Dans son travail, « tout part de la famille, des gens qui vivent autour, des territoires qui y font écho ». Mais, toujours, le propos s’élargit : « S’il est question d’exil, c’est en tant que question universelle. » Mehdi Meddaci est né en 1980 à Montpellier. Sa mère est française ; son père, d’origine algérienne, est arrivé en France avec ses parents en 1964, deux ans après la fin de la guerre. « A dix ans, j’ai commencé à poser des questions, à demander à aller en Algérie. » Peu de réponses sont données à l’enfant ; quant au voyage, il est inconcevable à cette période, tristement nommée Les années noires. Mehdi Meddaci grandit avec un manque certain d’images liées à son histoire, mais ne doute pas de son identité. « On évoque beaucoup cette notion avec l’Algérie, parce que c’est très fort, mais en fin de compte, c’est juste la nécessité de ma production d’images. » Ce qui l’intéresse en premier lieu, c’est cet « étirement entre deux espaces, très liquide, qu’on retrouve beaucoup ici. Je parle de territoires, de géographies politiques et sociales précises, mais c’est vraiment la notion d’intervalle que je travaille. Je mentionnais l’exil, il s’agit cependant plutôt de quelle trajectoire cela dessine et de quel intervalle ça creuse pour questionner la pensée. » Au cœur de cet entre-deux qu’il explore inlassablement, l’artiste introduit des présences, des corps qui se déplacent, se heurtent ; la parole, elle, est très rare.
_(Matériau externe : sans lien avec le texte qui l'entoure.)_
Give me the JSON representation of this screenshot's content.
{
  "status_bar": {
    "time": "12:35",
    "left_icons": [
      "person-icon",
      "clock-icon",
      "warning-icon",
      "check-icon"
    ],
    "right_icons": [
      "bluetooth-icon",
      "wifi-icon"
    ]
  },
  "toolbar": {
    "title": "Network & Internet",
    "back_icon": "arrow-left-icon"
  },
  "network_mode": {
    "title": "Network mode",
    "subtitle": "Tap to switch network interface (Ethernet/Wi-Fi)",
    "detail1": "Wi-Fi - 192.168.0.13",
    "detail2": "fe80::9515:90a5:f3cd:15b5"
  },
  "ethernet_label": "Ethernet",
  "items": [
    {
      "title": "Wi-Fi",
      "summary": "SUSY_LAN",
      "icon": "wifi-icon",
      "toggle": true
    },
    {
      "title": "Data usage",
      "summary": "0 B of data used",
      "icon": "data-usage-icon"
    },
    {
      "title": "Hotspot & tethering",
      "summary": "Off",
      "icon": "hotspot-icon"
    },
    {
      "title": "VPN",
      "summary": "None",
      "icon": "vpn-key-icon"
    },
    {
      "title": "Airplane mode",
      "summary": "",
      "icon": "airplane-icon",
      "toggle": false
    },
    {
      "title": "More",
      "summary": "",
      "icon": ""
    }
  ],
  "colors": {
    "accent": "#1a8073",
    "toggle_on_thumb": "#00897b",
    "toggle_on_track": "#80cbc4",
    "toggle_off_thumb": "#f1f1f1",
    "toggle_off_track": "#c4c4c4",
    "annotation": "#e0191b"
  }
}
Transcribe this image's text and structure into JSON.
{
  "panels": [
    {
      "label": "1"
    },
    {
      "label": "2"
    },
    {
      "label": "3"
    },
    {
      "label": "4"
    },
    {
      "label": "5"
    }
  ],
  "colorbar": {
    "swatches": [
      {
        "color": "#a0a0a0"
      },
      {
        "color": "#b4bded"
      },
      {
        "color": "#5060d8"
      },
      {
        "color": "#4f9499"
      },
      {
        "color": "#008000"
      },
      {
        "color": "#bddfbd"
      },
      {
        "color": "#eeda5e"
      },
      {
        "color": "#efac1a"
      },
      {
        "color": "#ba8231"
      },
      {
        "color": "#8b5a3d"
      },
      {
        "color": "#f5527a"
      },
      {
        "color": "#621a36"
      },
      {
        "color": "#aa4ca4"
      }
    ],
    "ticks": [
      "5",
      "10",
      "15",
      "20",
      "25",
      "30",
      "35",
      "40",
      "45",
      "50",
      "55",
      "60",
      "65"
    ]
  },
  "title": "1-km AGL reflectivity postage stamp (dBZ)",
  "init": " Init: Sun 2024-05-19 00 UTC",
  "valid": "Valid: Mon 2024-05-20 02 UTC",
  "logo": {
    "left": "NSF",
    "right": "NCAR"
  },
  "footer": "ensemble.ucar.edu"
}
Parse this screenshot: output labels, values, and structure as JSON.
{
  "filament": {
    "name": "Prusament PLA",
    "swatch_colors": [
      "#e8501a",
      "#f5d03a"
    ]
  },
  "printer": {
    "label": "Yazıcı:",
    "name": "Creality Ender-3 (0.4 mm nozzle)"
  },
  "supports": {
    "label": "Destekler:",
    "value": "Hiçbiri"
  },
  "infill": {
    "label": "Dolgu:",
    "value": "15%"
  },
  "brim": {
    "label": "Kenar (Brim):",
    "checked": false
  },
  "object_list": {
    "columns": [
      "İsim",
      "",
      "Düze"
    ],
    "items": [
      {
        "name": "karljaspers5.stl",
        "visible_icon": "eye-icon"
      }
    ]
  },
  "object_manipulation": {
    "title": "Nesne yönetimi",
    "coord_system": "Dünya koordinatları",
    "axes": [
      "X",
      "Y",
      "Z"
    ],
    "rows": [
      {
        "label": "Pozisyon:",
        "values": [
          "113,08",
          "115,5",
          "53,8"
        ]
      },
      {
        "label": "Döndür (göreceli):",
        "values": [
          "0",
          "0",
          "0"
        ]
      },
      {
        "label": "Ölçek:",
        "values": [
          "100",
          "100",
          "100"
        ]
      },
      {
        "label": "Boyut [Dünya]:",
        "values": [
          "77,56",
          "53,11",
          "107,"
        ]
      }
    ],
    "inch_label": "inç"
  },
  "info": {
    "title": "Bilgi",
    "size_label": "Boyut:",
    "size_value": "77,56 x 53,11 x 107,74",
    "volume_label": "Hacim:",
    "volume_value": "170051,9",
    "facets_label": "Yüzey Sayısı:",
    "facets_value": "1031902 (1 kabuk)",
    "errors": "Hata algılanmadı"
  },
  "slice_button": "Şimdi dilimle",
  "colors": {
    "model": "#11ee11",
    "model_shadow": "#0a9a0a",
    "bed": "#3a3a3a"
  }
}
Les yeux tournent autour du soleil est un volet de ses recherches restant ouvert, qui vient « amorcer un ensemble de propositions autour de la question de l’éclat, du rassemblement, précise-t-il. Il y aura une suite, en Algérie. Au début, je voulais d’ailleurs partir y travailler avec les communautés kabyles, mais je me suis rendu compte que c’était peut-être un peu tôt pour moi… »

Ouverte en divers points sur le reste de l’espace d’exposition, la salle où est projeté le film est emplie d’une centaine de chaises en plastique blanc agencées en ordre dispersé. Des haut-parleurs diffusant différentes créations sonores, ouvrant le récit vers un hors-champ – lequel « permet au spectateur de fabriquer son temps » –, sont installés à même le sol. « Le film est “mis à mal” afin de le rapprocher des autres pièces de l’exposition. Si on veut prendre une chaise pour aller s’assoir devant un autre film, ça me va, le bruit que cela engendrera me plaît. Ce n’est pas une sorte d’installation figée, au contraire. » Mehdi Meddaci aime situer sa pratique à la frontière du cinéma et de l’art, pour l’accès au champ des possibles offert ainsi à un large public. « Aujourd’hui, on ne regarde plus les images comme avant, ça va trop vite, il y en a trop, constate-t-il. Le hors-champ des photographies comme des peintures est mis à mal. Je voudrais essayer de le ramener dans la salle de cinéma – c’est un peu un cheval de bataille – et que des gens comme ma grand-mère puissent s’y retrouver. » Et de se rappeler sa première approche de l’art, à l’âge de 16 ans, par le biais d’ouvrages auxquels il ne comprenait pas grand chose. « C’est grâce à cette distance que j’ai su lire entre les mots. Le fait d’être perdu dans un espace – dont l’art peut être source – permet de créer de nouveaux chemins. » Durable et nécessaire entre-deux.